If a privileged user is already stealing your data, however, it can be very hard to detect, considering that such malicious actions may be indistinguishable from everyday work. In this case, your best weapon is user action monitoring solutions. At the same time, the default logging capabilities of most business software and operating systems have their limitations, particularly when it comes to users with a high level of privileges.
The simpler and better way to detect malicious actions by privileged users is to employ user action monitoring solutions that are specifically designed to record any actions taken by such employees. Recordings allow you to quickly see all actions taken by a user in the original context, and thus determine whether these actions were malicious.
10. Keep an eye on third parties accessing your data
Nowadays, almost every company has a network of third parties working with it remotely. Remote employees, subcontractors, business partners, suppliers, and vendors – this is only a short list of people and companies that may access your data remotely. Third-party access not only provides a greater risk of insider attacks, but also opens the way for malware and malicious hackers to enter your system.
The best way to protect your sensitive data from any breaches via third-party access is to use temporary passwords. Temporary passwords allow you to limit the scope of access that third-party users have and allow you to make sure that you know who exactly connects to your network and why. User action monitoring should also be used in conjunction with one-time passwords in order to provide full logging of all user actions, allowing you to detect malicious activity and conduct investigations when necessary.
11. Be wary of phishing
It’s worth noting that insider threats don’t end with malicious employees. More often than not, well-meaning employees inadvertently help perpetrators by providing them with a way to get into your system. Perpetrators use phishing techniques such as spam emails and phone calls in order to find out information about employees, receive credentials from them, or infect systems with malware.

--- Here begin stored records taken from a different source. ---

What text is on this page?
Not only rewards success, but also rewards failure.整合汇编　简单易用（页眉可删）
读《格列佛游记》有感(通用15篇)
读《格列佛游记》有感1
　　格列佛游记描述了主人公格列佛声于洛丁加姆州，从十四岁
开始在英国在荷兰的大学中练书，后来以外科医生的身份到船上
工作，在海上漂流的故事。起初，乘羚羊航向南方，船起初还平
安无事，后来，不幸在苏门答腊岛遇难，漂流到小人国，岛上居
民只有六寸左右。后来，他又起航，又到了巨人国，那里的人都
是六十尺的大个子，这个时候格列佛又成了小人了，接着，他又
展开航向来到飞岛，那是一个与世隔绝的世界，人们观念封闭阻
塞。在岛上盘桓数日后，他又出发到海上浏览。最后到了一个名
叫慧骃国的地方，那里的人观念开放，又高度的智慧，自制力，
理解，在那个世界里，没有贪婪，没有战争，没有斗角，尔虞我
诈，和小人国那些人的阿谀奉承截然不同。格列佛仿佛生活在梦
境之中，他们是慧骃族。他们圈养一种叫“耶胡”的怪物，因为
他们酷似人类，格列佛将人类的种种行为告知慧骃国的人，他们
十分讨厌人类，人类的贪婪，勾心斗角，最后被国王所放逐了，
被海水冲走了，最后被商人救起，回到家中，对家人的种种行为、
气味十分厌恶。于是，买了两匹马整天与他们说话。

Phishing has seen somewhat of a resurgence in recent years, and today companies are drowning in spam emails containing malicious links.
So here’s what you need to do: get a properly configured spam filter and make sure that the most obvious spam is always blocked. Moreover, your employees need to be educated on the most popular phishing techniques and the best ways to deal with them in order to better protect themselves and your company’s data.
12. Raise employee awareness
Even if you have the best cyber security policies and procedures in place, your employees will ignore them in the name of convenience and productivity. Strict rule enforcement may make the situation better, but it doesn’t guarantee results and may even stress out your employees, costing you additional money.
The best way to deal with negligence and security mistakes by your employees is to educate them on why security matters. Raise awareness about cyber threats your company faces and how they affect the bottom line.
Make sure your employees know why certain measure are in place and why they’re important. Recruit them as part of your defenses, and you will see that the instances of negligence and mistakes will become less frequent. It’s much better to get your employees the proper training than to deal with a data breach caused by accidental actions.